[Python-Dev] How to watch buildbots?

Wed May 30 06:01:32 EDT 2018

Hi,

I would like to delegate the maintenance task "watch buildbots", since
I'm already very busy with many other maintenance tasks. I'm looking
for volunteers to handle incoming emails on buildbot-status. I already
started to explain to Pablo Galindo Salgado how to do that, but it
would be great to have at least two people doing this task. Otherwise,
Pablo wouldn't be able to take holiday or just make a break for any
reason. Buildbots are evil beast which require care every day.
Otherwise, they quickly turn red and become less useful :-(

It seems like the first blocker issue is that we have no explicit
documentation "how to deal with buildbots?" (the devguide
documentation is incomplete, it doesn't explain what I'm explaining
below).
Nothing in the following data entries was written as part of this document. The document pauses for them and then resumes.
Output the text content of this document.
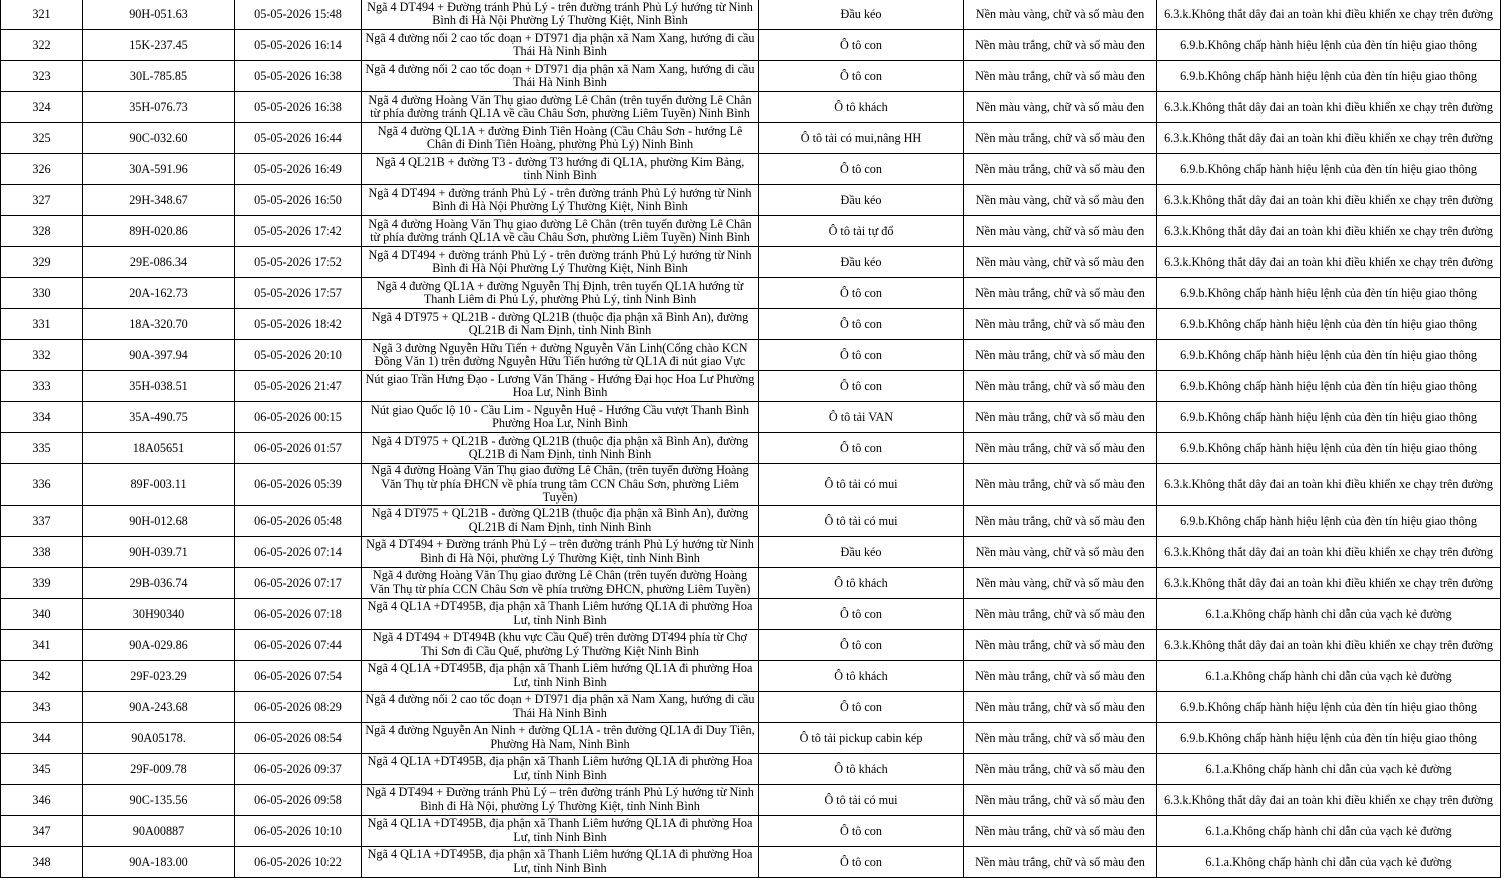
321	90H-051.63	05-05-2026 15:48	Ngã 4 DT494 + Đường tránh Phủ Lý - trên đường tránh Phủ Lý hướng từ Ninh Bình đi Hà Nội Phường Lý Thường Kiệt, Ninh Bình	Đầu kéo	Nền màu vàng, chữ và số màu đen	6.3.k.Không thắt dây đai an toàn khi điều khiển xe chạy trên đường
322	15K-237.45	05-05-2026 16:14	Ngã 4 đường nối 2 cao tốc đoạn + DT971 địa phận xã Nam Xang, hướng đi cầu Thái Hà Ninh Bình	Ô tô con	Nền màu trắng, chữ và số màu đen	6.9.b.Không chấp hành hiệu lệnh của đèn tín hiệu giao thông
323	30L-785.85	05-05-2026 16:38	Ngã 4 đường nối 2 cao tốc đoạn + DT971 địa phận xã Nam Xang, hướng đi cầu Thái Hà Ninh Bình	Ô tô con	Nền màu trắng, chữ và số màu đen	6.9.b.Không chấp hành hiệu lệnh của đèn tín hiệu giao thông
324	35H-076.73	05-05-2026 16:38	Ngã 4 đường Hoàng Văn Thụ giao đường Lê Chân (trên tuyến đường Lê Chân từ phía đường tránh QL1A về cầu Châu Sơn, phường Liêm Tuyền) Ninh Bình	Ô tô khách	Nền màu vàng, chữ và số màu đen	6.3.k.Không thắt dây đai an toàn khi điều khiển xe chạy trên đường
325	90C-032.60	05-05-2026 16:44	Ngã 4 đường QL1A + đường Đinh Tiên Hoàng (Cầu Châu Sơn - hướng Lê Chân đi Đinh Tiên Hoàng, phường Phủ Lý) Ninh Bình	Ô tô tải có mui,nâng HH	Nền màu trắng, chữ và số màu đen	6.3.k.Không thắt dây đai an toàn khi điều khiển xe chạy trên đường
326	30A-591.96	05-05-2026 16:49	Ngã 4 QL21B + đường T3 - đường T3 hướng đi QL1A, phường Kim Bảng, tỉnh Ninh Bình	Ô tô con	Nền màu trắng, chữ và số màu đen	6.9.b.Không chấp hành hiệu lệnh của đèn tín hiệu giao thông
327	29H-348.67	05-05-2026 16:50	Ngã 4 DT494 + đường tránh Phủ Lý - trên đường tránh Phủ Lý hướng từ Ninh Bình đi Hà Nội Phường Lý Thường Kiệt, Ninh Bình	Đầu kéo	Nền màu vàng, chữ và số màu đen	6.3.k.Không thắt dây đai an toàn khi điều khiển xe chạy trên đường
328	89H-020.86	05-05-2026 17:42	Ngã 4 đường Hoàng Văn Thụ giao đường Lê Chân (trên tuyến đường Lê Chân từ phía đường tránh QL1A về cầu Châu Sơn, phường Liêm Tuyền) Ninh Bình	Ô tô tải tự đổ	Nền màu vàng, chữ và số màu đen	6.3.k.Không thắt dây đai an toàn khi điều khiển xe chạy trên đường
329	29E-086.34	05-05-2026 17:52	Ngã 4 DT494 + đường tránh Phủ Lý - trên đường tránh Phủ Lý hướng từ Ninh Bình đi Hà Nội Phường Lý Thường Kiệt, Ninh Bình	Đầu kéo	Nền màu vàng, chữ và số màu đen	6.3.k.Không thắt dây đai an toàn khi điều khiển xe chạy trên đường
330	20A-162.73	05-05-2026 17:57	Ngã 4 đường QL1A + đường Nguyễn Thị Định, trên tuyến QL1A hướng từ Thanh Liêm đi Phủ Lý, phường Phủ Lý, tỉnh Ninh Bình	Ô tô con	Nền màu trắng, chữ và số màu đen	6.9.b.Không chấp hành hiệu lệnh của đèn tín hiệu giao thông
331	18A-320.70	05-05-2026 18:42	Ngã 4 DT975 + QL21B - đường QL21B (thuộc địa phận xã Bình An), đường QL21B đi Nam Định, tỉnh Ninh Bình	Ô tô con	Nền màu trắng, chữ và số màu đen	6.9.b.Không chấp hành hiệu lệnh của đèn tín hiệu giao thông
332	90A-397.94	05-05-2026 20:10	Ngã 3 đường Nguyễn Hữu Tiến + đường Nguyễn Văn Linh(Cổng chào KCN Đồng Văn 1) trên đường Nguyễn Hữu Tiến hướng từ QL1A đi nút giao Vực	Ô tô con	Nền màu trắng, chữ và số màu đen	6.9.b.Không chấp hành hiệu lệnh của đèn tín hiệu giao thông
333	35H-038.51	05-05-2026 21:47	Nút giao Trần Hưng Đạo - Lương Văn Thăng - Hướng Đại học Hoa Lư Phường Hoa Lư, Ninh Bình	Ô tô con	Nền màu trắng, chữ và số màu đen	6.9.b.Không chấp hành hiệu lệnh của đèn tín hiệu giao thông
334	35A-490.75	06-05-2026 00:15	Nút giao Quốc lộ 10 - Cầu Lim - Nguyễn Huệ - Hướng Cầu vượt Thanh Bình Phường Hoa Lư, Ninh Bình	Ô tô tải VAN	Nền màu trắng, chữ và số màu đen	6.9.b.Không chấp hành hiệu lệnh của đèn tín hiệu giao thông
335	18A05651	06-05-2026 01:57	Ngã 4 DT975 + QL21B - đường QL21B (thuộc địa phận xã Bình An), đường QL21B đi Nam Định, tỉnh Ninh Bình	Ô tô con	Nền màu trắng, chữ và số màu đen	6.9.b.Không chấp hành hiệu lệnh của đèn tín hiệu giao thông
336	89F-003.11	06-05-2026 05:39	Ngã 4 đường Hoàng Văn Thụ giao đường Lê Chân, (trên tuyến đường Hoàng Văn Thụ từ phía ĐHCN về phía trung tâm CCN Châu Sơn, phường Liêm Tuyền)	Ô tô tải có mui	Nền màu trắng, chữ và số màu đen	6.3.k.Không thắt dây đai an toàn khi điều khiển xe chạy trên đường
337	90H-012.68	06-05-2026 05:48	Ngã 4 DT975 + QL21B - đường QL21B (thuộc địa phận xã Bình An), đường QL21B đi Nam Định, tỉnh Ninh Bình	Ô tô tải có mui	Nền màu trắng, chữ và số màu đen	6.9.b.Không chấp hành hiệu lệnh của đèn tín hiệu giao thông
338	90H-039.71	06-05-2026 07:14	Ngã 4 DT494 + Đường tránh Phủ Lý – trên đường tránh Phủ Lý hướng từ Ninh Bình đi Hà Nội, phường Lý Thường Kiệt, tỉnh Ninh Bình	Đầu kéo	Nền màu vàng, chữ và số màu đen	6.3.k.Không thắt dây đai an toàn khi điều khiển xe chạy trên đường
339	29B-036.74	06-05-2026 07:17	Ngã 4 đường Hoàng Văn Thụ giao đường Lê Chân (trên tuyến đường Hoàng Văn Thụ từ phía CCN Châu Sơn về phía trường ĐHCN, phường Liêm Tuyền)	Ô tô khách	Nền màu vàng, chữ và số màu đen	6.3.k.Không thắt dây đai an toàn khi điều khiển xe chạy trên đường
340	30H90340	06-05-2026 07:18	Ngã 4 QL1A +DT495B, địa phận xã Thanh Liêm hướng QL1A đi phường Hoa Lư, tỉnh Ninh Bình	Ô tô con	Nền màu trắng, chữ và số màu đen	6.1.a.Không chấp hành chỉ dẫn của vạch kẻ đường
341	90A-029.86	06-05-2026 07:44	Ngã 4 DT494 + DT494B (khu vực Cầu Quế) trên đường DT494 phía từ Chợ Thi Sơn đi Cầu Quế, phường Lý Thường Kiệt Ninh Bình	Ô tô con	Nền màu trắng, chữ và số màu đen	6.3.k.Không thắt dây đai an toàn khi điều khiển xe chạy trên đường
342	29F-023.29	06-05-2026 07:54	Ngã 4 QL1A +DT495B, địa phận xã Thanh Liêm hướng QL1A đi phường Hoa Lư, tỉnh Ninh Bình	Ô tô khách	Nền màu trắng, chữ và số màu đen	6.1.a.Không chấp hành chỉ dẫn của vạch kẻ đường
343	90A-243.68	06-05-2026 08:29	Ngã 4 đường nối 2 cao tốc đoạn + DT971 địa phận xã Nam Xang, hướng đi cầu Thái Hà Ninh Bình	Ô tô con	Nền màu trắng, chữ và số màu đen	6.9.b.Không chấp hành hiệu lệnh của đèn tín hiệu giao thông
344	90A05178.	06-05-2026 08:54	Ngã 4 đường Nguyễn An Ninh + đường QL1A - trên đường QL1A đi Duy Tiên, Phường Hà Nam, Ninh Bình	Ô tô tải pickup cabin kép	Nền màu trắng, chữ và số màu đen	6.9.b.Không chấp hành hiệu lệnh của đèn tín hiệu giao thông
345	29F-009.78	06-05-2026 09:37	Ngã 4 QL1A +DT495B, địa phận xã Thanh Liêm hướng QL1A đi phường Hoa Lư, tỉnh Ninh Bình	Ô tô khách	Nền màu trắng, chữ và số màu đen	6.1.a.Không chấp hành chỉ dẫn của vạch kẻ đường
346	90C-135.56	06-05-2026 09:58	Ngã 4 DT494 + Đường tránh Phủ Lý – trên đường tránh Phủ Lý hướng từ Ninh Bình đi Hà Nội, phường Lý Thường Kiệt, tỉnh Ninh Bình	Ô tô tải có mui	Nền màu trắng, chữ và số màu đen	6.3.k.Không thắt dây đai an toàn khi điều khiển xe chạy trên đường
347	90A00887	06-05-2026 10:10	Ngã 4 QL1A +DT495B, địa phận xã Thanh Liêm hướng QL1A đi phường Hoa Lư, tỉnh Ninh Bình	Ô tô con	Nền màu trắng, chữ và số màu đen	6.1.a.Không chấp hành chỉ dẫn của vạch kẻ đường
348	90A-183.00	06-05-2026 10:22	Ngã 4 QL1A +DT495B, địa phận xã Thanh Liêm hướng QL1A đi phường Hoa Lư, tỉnh Ninh Bình	Ô tô con	Nền màu trắng, chữ và số màu đen	6.1.a.Không chấp hành chỉ dẫn của vạch kẻ đường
Let me start with a few notes of how I watch buildbots.

I'm getting buildbot notifications on IRC (#python-dev on Freenode)
and on the buildbot-status mailing list:
https://mail.python.org/mm3/mailman3/lists/buildbot-status.python.org/

When a buildbot fails, I look at tests logs and I try to check if an
issue has already been reported. For example, search for the test
method in title (ex: "test_complex" for test_complex() method). If no
result, search using the test filename (ex: "test_os" for
Lib/test/test_os.py). If there is no result, repeat with full text
searchs ("All Text"). If you cannot find any open bug, create a new
one:

* The title should contain the test name, test method and the buildbot
name. Example: " test_posix: TestPosixSpawn fails on PPC64 Fedora
3.x".
* The description should contain the link to the buildbot failure. Try
to identify useful parts of tests log and copy them in the
description.
* Fill the Python version field (ex: "3.8" for 3.x buildbots)
* Select at least the "Tests" Component. You may select additional
Components depending on the bug.

If a bug was already open, you may add a comment to mention that there
is a new failure: add at least a link to buildbot name and a link to
the failure.

And that's all! Simple, isn't it? At this stage, there is no need to
investigate the test failure.

To finish, reply to the failure notification on the mailing list with
a very short email: add a link to the existing or the freshly created
issue, maybe copy one line of the failure and/or the issue title.

Recent bug example: https://bugs.python.org/issue33630

--

Later, you may want to analyze these failures, but I consider that
it's a different job (different "maintenance task"). If you don't feel
able to analyze the bug, you may try to find someone who knows more
than you about the failure.

For better bug reports, you can look at the [Changes] tab of a build
failure, and try to identify which recent change introduced the
regression. This task requires to follow recent commits, since
sometimes the failure is old, it's just that the test fails randomly
depending on network issues, system load, or anything else. Sometimes,
previous tests have side effects. Or the buildbot owner made a change
on the system. There are many different explanation, it's hard to
write a complete list. It's really on a case by case basis.

Hopefully, it's now more common that a buildbot failure is obvious and
caused by a very specific recent changes which can be found in the
[Changes] tab.

--

If you are interested to help me on watching our CIs: please come on
the python-buildbot at python.org mailing list! Introduce yourself and
explain how do you plan to help. I may propose to mentor you to assist
you the first weeks.

As I wrote, maybe a first step would be to write down a documentation
how to deal with buildbots and/or update and complete existing
documentations.

https://devguide.python.org/buildbots/

Victor